Que não conhece, pelos vistos, o velho aviso de que quando os ricos não tratam dos pobres acabarão os pobres por tratar dos ricos.

11 comments:

A Chata said...

Acho que tem toda a razão.
Os Júdices deste mundo que comecem a fabricar brioches ou a História, como é habitual, vai repetir-se.
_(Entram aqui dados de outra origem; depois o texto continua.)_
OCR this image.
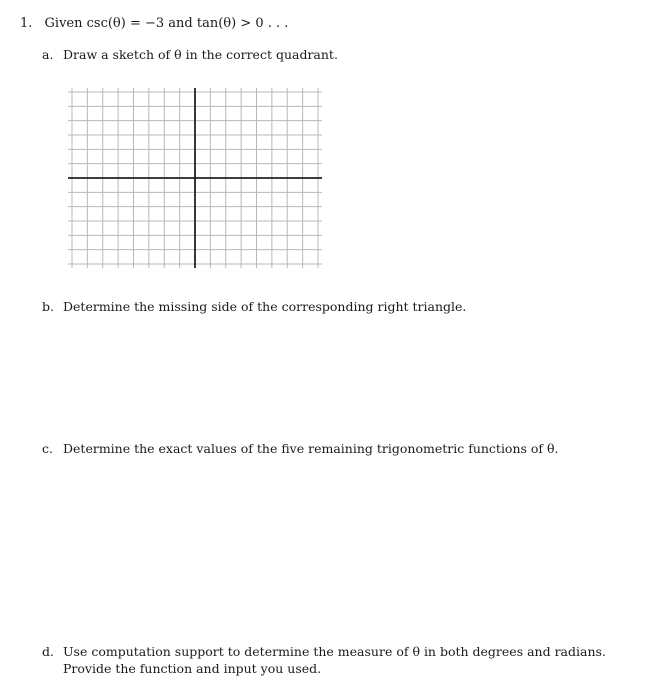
1. Given csc(θ) = −3 and tan(θ) > 0 . . .
a. Draw a sketch of θ in the correct quadrant.
b. Determine the missing side of the corresponding right triangle.
c. Determine the exact values of the five remaining trigonometric functions of θ.
d. Use computation support to determine the measure of θ in both degrees and radians. Provide the function and input you used.
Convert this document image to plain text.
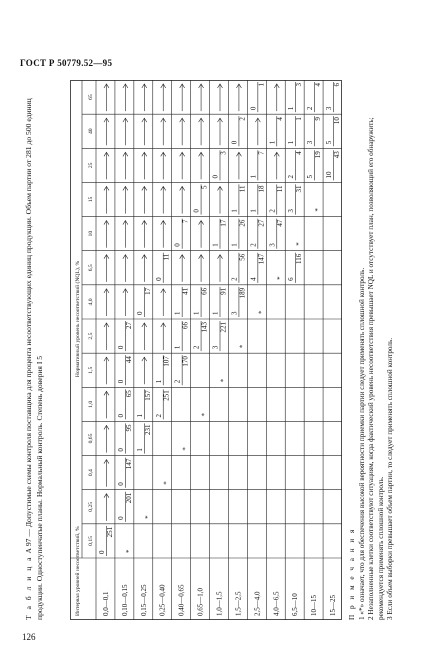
ГОСТ Р 50779.52—95
Т а б л и ц а А 97 — Допустимые схемы контроля поставщика для процента несоответствующих единиц продукции. Объем партии от 281 до 500 единиц продукции. Одноступенчатые планы. Нормальный контроль. Степень доверия I 5	Интервал уровней несоответствий, %
Нормативный уровень несоответствий (NQL), %
0,15
0,25
0,4
0,65
1,0
1,5
2,5
4,0
6,5
10
15
25
40
65
0,0—0,1 0,10—0,15 0,15—0,25 0,25—0,40 0,40—0,65 0,65—1,0 1,0—1,5 1,5—2,5 2,5—4,0 4,0—6,5 6,5—10 10—15 15—25
251
0	*
201
0
147
0
95
0
65
0
44
0
27
0
*
231
1
157
1
17
0
*
251
2
107
1
11
0
*
170
2
66
1
41
1
7
0
*
143
2
66
1
5
0
*
221
3
91
1
17
1
3
0
*
189
3
56
2
26
1
11
1
2
0
*
147
4
27
2
18
1
7
1
1
0
*
47
3
11
2
4
1
116
6
*
31
3
4
2
1
1
3
1
*
19
5
9
3
4
2
43
10
10
5
6
3
П р и м е ч а н и я 1 «*» означает, что для обеспечения высокой вероятности приемки партии следует применять сплошной контроль. 2 Незаполненные клетки соответствуют ситуациям, когда фактический уровень несоответствия превышает NQL и отсутствует план, позволяющий его обнаружить; рекомендуется применять сплошной контроль. 3 Если объем выборки превышает объем партии, то следует применять сплошной контроль.
126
E, desta vez, os pobres são MUITO mais numerosos...

Rui Fonseca said...

Porque é que há tanto tempo não coloca um post no seu blog?

Blogar descontrai a mente e é um razoável exercício para as meninges.
Eu blogo para respirar, pouco me importa que alguém assista ao exercício.

Vá lá: volte ao seu blog!

A Chata said...

As loucuras deste Mundo sucedem-se a um ritmo tal que desisti de as registar, não havia blog que chegasse nem dedos que sobrevivessem à tarefa.
Para ser franca, às vezes, preferia que as minhas meninges se atrofiassem completamente para não perceber o futuro que nos espera e outras vezes penso que, se calhar, já atrofiaram e não me dei conta disso.

aix said...

A validade, o interesse, a justeza e até o nº de seus leitores não se mede pelo nº de comentários. Quem os mantém é porque acredita no que lá põe. Em relação ao caso não interpretei a leitura do «rico» Júdice como um fatalismo social, mas antes como uma crítica ao sistema, cuja homeostase só se conseguirá através de um equilíbrio entre «ricos» e «pobres» mantido pela chamada «classe média»

Rui Fonseca said...

Aix,

Obrigado pelo seu comentário. Aprecio sobretudo os comentários que discordam do que escrevo. Com a discordância podemos aprender sempre alguma coisa.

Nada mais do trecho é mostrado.